Her growth didn’t stop at the technical level. When Samsung opened a new site in Taylor, TX, an opportunity arose that would stretch her in a new direction. It was leadership.
“The role for supervisor opened up,” she shares. “I was put into the supervisor role for our front-end and middle of line teams… that was my first leadership role, and it was a lot of balancing… doing your individual contributions, and then also making sure to support the team and really scale everyone up.”
Make it stand out
Karla Paula Muñoz representing Samsung at a recruiting conference.
Managing a team of eight engineers during a ramp-up, many of them new, pushed her to think beyond solving problems herself and toward building systems and people.

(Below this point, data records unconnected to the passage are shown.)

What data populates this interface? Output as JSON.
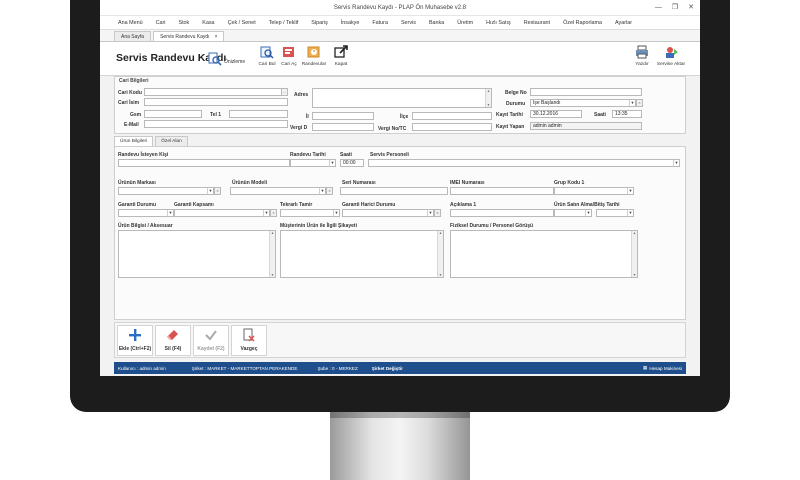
{
  "window": {
    "title": "Servis Randevu Kaydı - PLAP Ön Muhasebe v2.8"
  },
  "menu": [
    "Ana Menü",
    "Cari",
    "Stok",
    "Kasa",
    "Çek / Senet",
    "Telep / Teklif",
    "Sipariş",
    "İnsakye",
    "Fatura",
    "Servis",
    "Banka",
    "Üretim",
    "Hızlı Satış",
    "Restaurant",
    "Özel Raporlama",
    "Ayarlar"
  ],
  "doc_tabs": [
    {
      "label": "Ana Sayfa"
    },
    {
      "label": "Servis Randevu Kaydı",
      "close": "×"
    }
  ],
  "toolbar": {
    "form_title": "Servis Randevu Kaydı",
    "preview": "Önizleme",
    "cari_bul": "Cari Bul",
    "cari_ac": "Cari Aç",
    "randevular": "Randevular",
    "kapat": "Kapat",
    "yazdir": "Yazdır",
    "servise_aktar": "Servise Aktar"
  },
  "cari": {
    "group_title": "Cari Bilgileri",
    "cari_kodu": "Cari Kodu",
    "cari_isim": "Cari İsim",
    "gsm": "Gsm",
    "tel1": "Tel 1",
    "email": "E-Mail",
    "adres": "Adres",
    "il": "İl",
    "ilce": "İlçe",
    "vergi_d": "Vergi D",
    "vergi_no": "Vergi No/TC",
    "belge_no": "Belge No",
    "durumu": "Durumu",
    "durumu_value": "İşe Başlandı",
    "kayit_tarihi": "Kayıt Tarihi",
    "kayit_tarihi_value": "30.12.2016",
    "saati": "Saati",
    "saati_value": "13:35",
    "kayit_yapan": "Kayıt Yapan",
    "kayit_yapan_value": "admin admin"
  },
  "inner_tabs": [
    "Ürün Bilgileri",
    "Özel Alan"
  ],
  "urun": {
    "randevu_isteyen": "Randevu İsteyen Kişi",
    "randevu_tarihi": "Randevu Tarihi",
    "saati": "Saati",
    "saati_value": "00:00",
    "servis_personeli": "Servis Personeli",
    "urun_markasi": "Ürünün Markası",
    "urun_modeli": "Ürünün Modeli",
    "seri_numarasi": "Seri Numarası",
    "imei_numarasi": "IMEI Numarası",
    "grup_kodu": "Grup Kodu 1",
    "garanti_durumu": "Garanti Durumu",
    "garanti_kapsami": "Garanti Kapsamı",
    "tekrarli_tamir": "Tekrarlı Tamir",
    "garanti_harici": "Garanti Harici Durumu",
    "aciklama": "Açıklama 1",
    "satin_alma": "Ürün Satın Alma/Bitiş Tarihi",
    "urun_bilgisi": "Ürün Bilgisi / Aksesuar",
    "sikayet": "Müşterinin Ürün ile İlgili Şikayeti",
    "fiziksel": "Fiziksel Durumu / Personel Görüşü"
  },
  "bottom": {
    "ekle": "Ekle (Ctrl+F2)",
    "sil": "Sil (F4)",
    "kaydet": "Kaydet (F2)",
    "vazgec": "Vazgeç"
  },
  "status": {
    "kullanici": "Kullanıcı : admin admin",
    "sirket": "Şirket : MARKET - MARKETTOPTAN PERAKENDE",
    "sube": "Şube : 0 - MERKEZ",
    "degistir": "Şirket Değiştir",
    "hesap": "Hesap Makinesi"
  },
  "colors": {
    "statusbar": "#1e4e8c",
    "add": "#2b6cc4",
    "delete": "#d9534f"
  }
}
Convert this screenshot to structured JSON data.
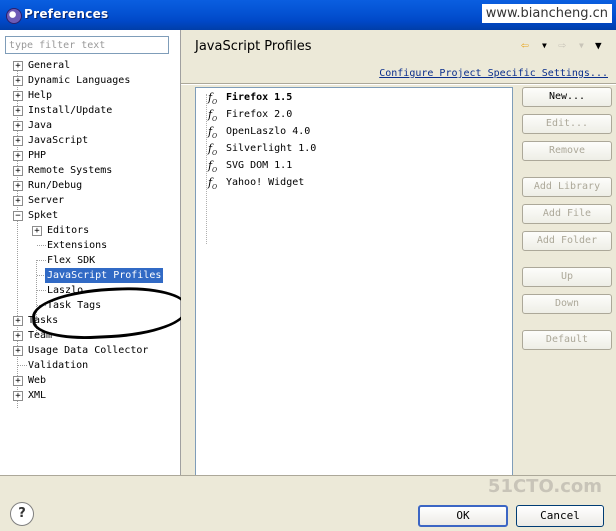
{
  "window": {
    "title": "Preferences",
    "watermark": "www.biancheng.cn"
  },
  "filter": {
    "placeholder": "type filter text"
  },
  "tree": {
    "items": [
      {
        "label": "General"
      },
      {
        "label": "Dynamic Languages"
      },
      {
        "label": "Help"
      },
      {
        "label": "Install/Update"
      },
      {
        "label": "Java"
      },
      {
        "label": "JavaScript"
      },
      {
        "label": "PHP"
      },
      {
        "label": "Remote Systems"
      },
      {
        "label": "Run/Debug"
      },
      {
        "label": "Server"
      },
      {
        "label": "Spket"
      },
      {
        "label": "Editors"
      },
      {
        "label": "Extensions"
      },
      {
        "label": "Flex SDK"
      },
      {
        "label": "JavaScript Profiles"
      },
      {
        "label": "Laszlo"
      },
      {
        "label": "Task Tags"
      },
      {
        "label": "Tasks"
      },
      {
        "label": "Team"
      },
      {
        "label": "Usage Data Collector"
      },
      {
        "label": "Validation"
      },
      {
        "label": "Web"
      },
      {
        "label": "XML"
      }
    ]
  },
  "page": {
    "title": "JavaScript Profiles",
    "configure_link": "Configure Project Specific Settings...",
    "profiles": [
      {
        "label": "Firefox 1.5"
      },
      {
        "label": "Firefox 2.0"
      },
      {
        "label": "OpenLaszlo 4.0"
      },
      {
        "label": "Silverlight 1.0"
      },
      {
        "label": "SVG DOM 1.1"
      },
      {
        "label": "Yahoo! Widget"
      }
    ],
    "buttons": {
      "new": "New...",
      "edit": "Edit...",
      "remove": "Remove",
      "add_library": "Add Library",
      "add_file": "Add File",
      "add_folder": "Add Folder",
      "up": "Up",
      "down": "Down",
      "default": "Default"
    }
  },
  "footer": {
    "help": "?",
    "ok": "OK",
    "cancel": "Cancel",
    "watermark": "51CTO.com"
  }
}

Recently, she took another leap, this time, back toward the core of why she fell in love with chemical engineering in the first place.
“Another opportunity opened up in sustainability engineering, and that role is something that I’m still transitioning to,” she shares. “I’ve been in the new role for about four months only… this is kind of taking my work scope outside of just the CMP department, and now looking at the entire site overall.”
In sustainability engineering, she’s part of Samsung’s long-range effort to meet 2030, 2040, and 2050 environmental goals, from water reduction and recycling to emissions and carbon neutrality.
Her work focuses on water reduction, emissions control, and recycling initiatives, contributing to the company’s aim to be carbon-free by 2050. For Muñoz, this isn’t just another role; it’s a direct alignment with her personal values.
“Given global warming effects and everything, seeing that there is a very active engagement to address some of those emission concerns and water quality and everything… that definitely makes me feel like we’re having a bigger impact,” she shares.